The developments are not age-restricted, but they were specifically designed to appeal to an “affluent baby boomer niche,” Mr. Zlotnick said.
Certainly, this notion is not new in Bergen County, or the rest of northern New Jersey.
The Bellaire, a 34-unit gated town-house community, overlooking the Alpine Country Club Golf Course, went on the market five years ago with prices starting at $1.6 million and rising to $3 million. But the finished product — in all its 24-foot domed-ceiling, mahogany-paneled glory — arrived at the same time as crises began detonating on Wall Street.
Units sold very slowly, and only a handful of contracts were signed in 2009, the year of the national real estate crash. Now, two units are listed as resales, one at $1.95 million and the other at $3.398 million, according to the broker, Michele Kolsky-Assatly of Coldwell Banker.
High-end sales have been on the upswing in Bergen County in 2011.
Seven percent of total sales in Bergen involved houses sold for $1 million to $1.25 million, according to Jeffrey Otteau, the president of the Otteau Valuation Group of New Brunswick, which analyzes sales data for the industry. That is the highest percentage of sales in that category of any county, Mr. Otteau said; Morris and Hudson counties each had only 3.3 percent of total sales in that niche.

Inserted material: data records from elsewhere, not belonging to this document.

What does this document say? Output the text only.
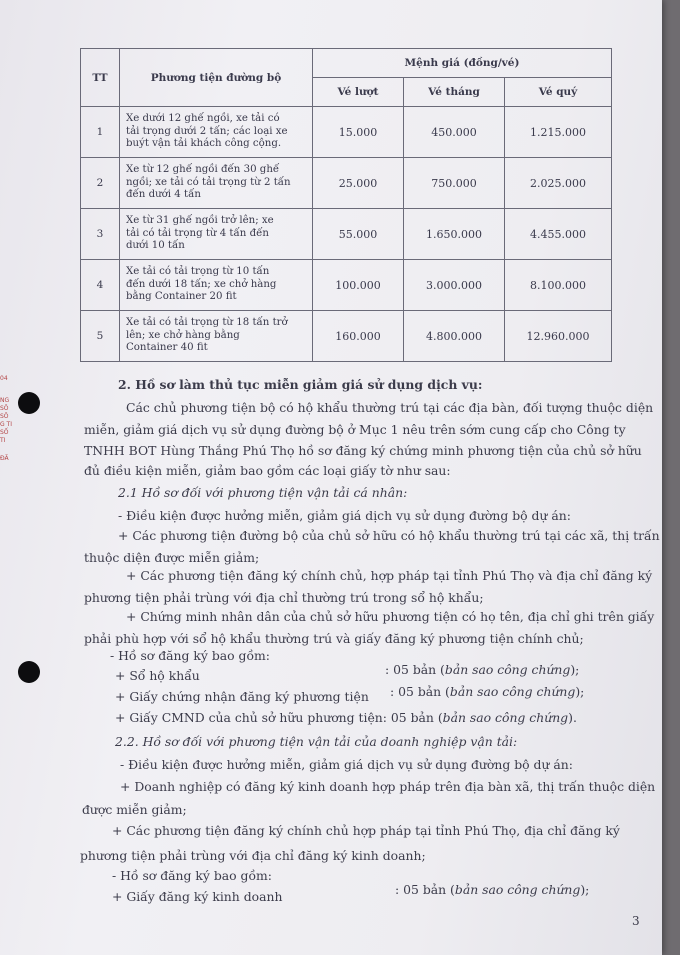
TT	Phương tiện đường bộ	Mệnh giá (đồng/vé)		
		Vé lượt	Vé tháng	Vé quý
1	Xe dưới 12 ghế ngồi, xe tải có
tải trọng dưới 2 tấn; các loại xe
buýt vận tải khách công cộng.	15.000	450.000	1.215.000
2	Xe từ 12 ghế ngồi đến 30 ghế
ngồi; xe tải có tải trọng từ 2 tấn
đến dưới 4 tấn	25.000	750.000	2.025.000
3	Xe từ 31 ghế ngồi trở lên; xe
tải có tải trọng từ 4 tấn đến
dưới 10 tấn	55.000	1.650.000	4.455.000
4	Xe tải có tải trọng từ 10 tấn
đến dưới 18 tấn; xe chở hàng
bằng Container 20 fit	100.000	3.000.000	8.100.000
5	Xe tải có tải trọng từ 18 tấn trở
lên; xe chở hàng bằng
Container 40 fit	160.000	4.800.000	12.960.000
04
NG
SÕ
SÕ
G TI
SỐ TI
ĐÃ
2. Hồ sơ làm thủ tục miễn giảm giá sử dụng dịch vụ:
Các chủ phương tiện bộ có hộ khẩu thường trú tại các địa bàn, đối tượng thuộc diện
miễn, giảm giá dịch vụ sử dụng đường bộ ở Mục 1 nêu trên sớm cung cấp cho Công ty
TNHH BOT Hùng Thắng Phú Thọ hồ sơ đăng ký chứng minh phương tiện của chủ sở hữu
đủ điều kiện miễn, giảm bao gồm các loại giấy tờ như sau:
2.1 Hồ sơ đối với phương tiện vận tải cá nhân:
- Điều kiện được hưởng miễn, giảm giá dịch vụ sử dụng đường bộ dự án:
+ Các phương tiện đường bộ của chủ sở hữu có hộ khẩu thường trú tại các xã, thị trấn
thuộc diện được miễn giảm;
+ Các phương tiện đăng ký chính chủ, hợp pháp tại tỉnh Phú Thọ và địa chỉ đăng ký
phương tiện phải trùng với địa chỉ thường trú trong sổ hộ khẩu;
+ Chứng minh nhân dân của chủ sở hữu phương tiện có họ tên, địa chỉ ghi trên giấy
phải phù hợp với sổ hộ khẩu thường trú và giấy đăng ký phương tiện chính chủ;
- Hồ sơ đăng ký bao gồm:
+ Sổ hộ khẩu	: 05 bản (bản sao công chứng);
+ Giấy chứng nhận đăng ký phương tiện : 05 bản (bản sao công chứng);
+ Giấy CMND của chủ sở hữu phương tiện: 05 bản (bản sao công chứng).
2.2. Hồ sơ đối với phương tiện vận tải của doanh nghiệp vận tải:
- Điều kiện được hưởng miễn, giảm giá dịch vụ sử dụng đường bộ dự án:
+ Doanh nghiệp có đăng ký kinh doanh hợp pháp trên địa bàn xã, thị trấn thuộc diện
được miễn giảm;
+ Các phương tiện đăng ký chính chủ hợp pháp tại tỉnh Phú Thọ, địa chỉ đăng ký
phương tiện phải trùng với địa chỉ đăng ký kinh doanh;
- Hồ sơ đăng ký bao gồm:
+ Giấy đăng ký kinh doanh	: 05 bản (bản sao công chứng);
3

In the few towns where sales price averages about $1 million — Saddle River, for instance — values have increased by 2.5 percent this year while prices continued to decline statewide, the analyst said.
Affluent towns also have few foreclosures in process, and prices won’t be affected when the state’s big backlog of foreclosed properties eventually hits the market, Mr. Otteau noted.
Still, he suggested, a niche is just a niche: “The phenomenon of ultraluxury, 4,000-to-5,000-square-foot ‘downsizers’ selling well is particular to only a very few communities in northern New Jersey.”
Mr. Pasquale, who worked with several large development firms before starting his own consulting business, said he thought the wealthiest buyers were leading the pack on the way to overall market recovery.
“Many of these buyers are savvy entrepreneurs with strong connections to the financial markets,” he said. “I think they are leaders in buyer sentiment.”